The EPO's task is to protect inventions by granting patents. It thus plays a pivotal political, economic and societal role for innovation, competitiveness and economic growth in Europe. Industrial society and its technological euphoria have long been supplanted by the knowledge-based society of the 21st century, where ever-shorter innovation cycles are increasing the pace of technological development, and where digitisation and globalisation are vital for economic success. As intangible business assets, patent exemplify this shift.
Patent databases provide access to rapidly developing technical knowledge, and signpost the innovations of tomorrow. Being open to what is new, willing to take risks, and persistent in R&D work - all this is reflected in the volume of patent filings and acts as a gauge for an economy's innovative potential. Being ahead of the curve and demonstrating that by displaying contemporary art - that is the idea underpinning art collection to this day.
The avant-garde traditions of contemporary art and the idea of progress as embodied by technical inventions are mutually enriching and lead to the discovery of new knowledge. Many of the artists whose works have been added to the collection over the decades have engaged with the EPO and questions of a scientific or technological nature or have adopted various methods from scientific practice. Questioning, analysing, discussing - the vast range of global technological knowledge offers ample opportunities for positioning the collection at the interface between art and science - whether these be associative, ironic, playful, consumerist, pop-cultural or purely aesthetic.
Machine-based aesthetics of the 1960s, kinetic light installations, op art and constructive works by international artists form the backbone of the collection. The predominance, in today's collection, of concrete, kinetic and constructive works and their later incarnations is by no means an accident. Since Theo van Doesburg and Max Bill, the purpose of non-representational art has been to symbolise the vision of a new, sophisticated, science-based world order through exact and calculable techniques.
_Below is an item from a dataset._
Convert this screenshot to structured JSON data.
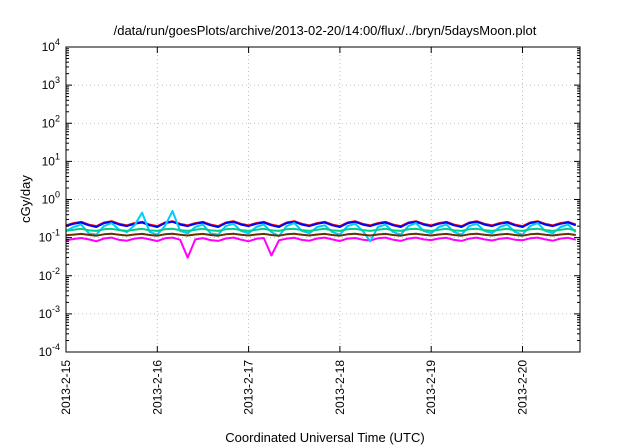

This is achieved through simple pictorial compositions based on geometric forms such as circles, triangles, cuboids or orthogonal grid patterns and using carefully selected colour tones. The progressive mind essentially sees the world in terms of numbers and mathematical proportions and therefore needs science-based art to represent this idea of progress. Affinity to science and technology is reflected in the conceptual and post-minimalist art movements of today, which take up avant-garde ideas of intellectualising artistic thought and express them in a wide variety of forms.
Artists seismographically anticipate change in society, and develop new ways of looking at the world. Having engaged with the world of commerce and economics, they enjoy showcasing industrial processes in the works they produce; teamwork replaces artistic genius and the resulting creations resonate with references to commodity aesthetics, consumption, design or architecture. The ambiguities that may arise in the spatial context selected are the results of deliberate curatorial decisions, and sometimes endow the works with an entirely new semantic syntax. Their presentation in the workplace provides a special kind of stimulation. Alongside established names that lend prestige to the collection, the EPO also supports up-and-coming artists who are particularly adept at expressing avant-garde ideas, a forward-looking mindset, curiosity about the new and openness to change and transformation. It is also fascinating to see how the design and functions of the EPO buildings influence the curatorial approach, and provide a source of creative stimulation.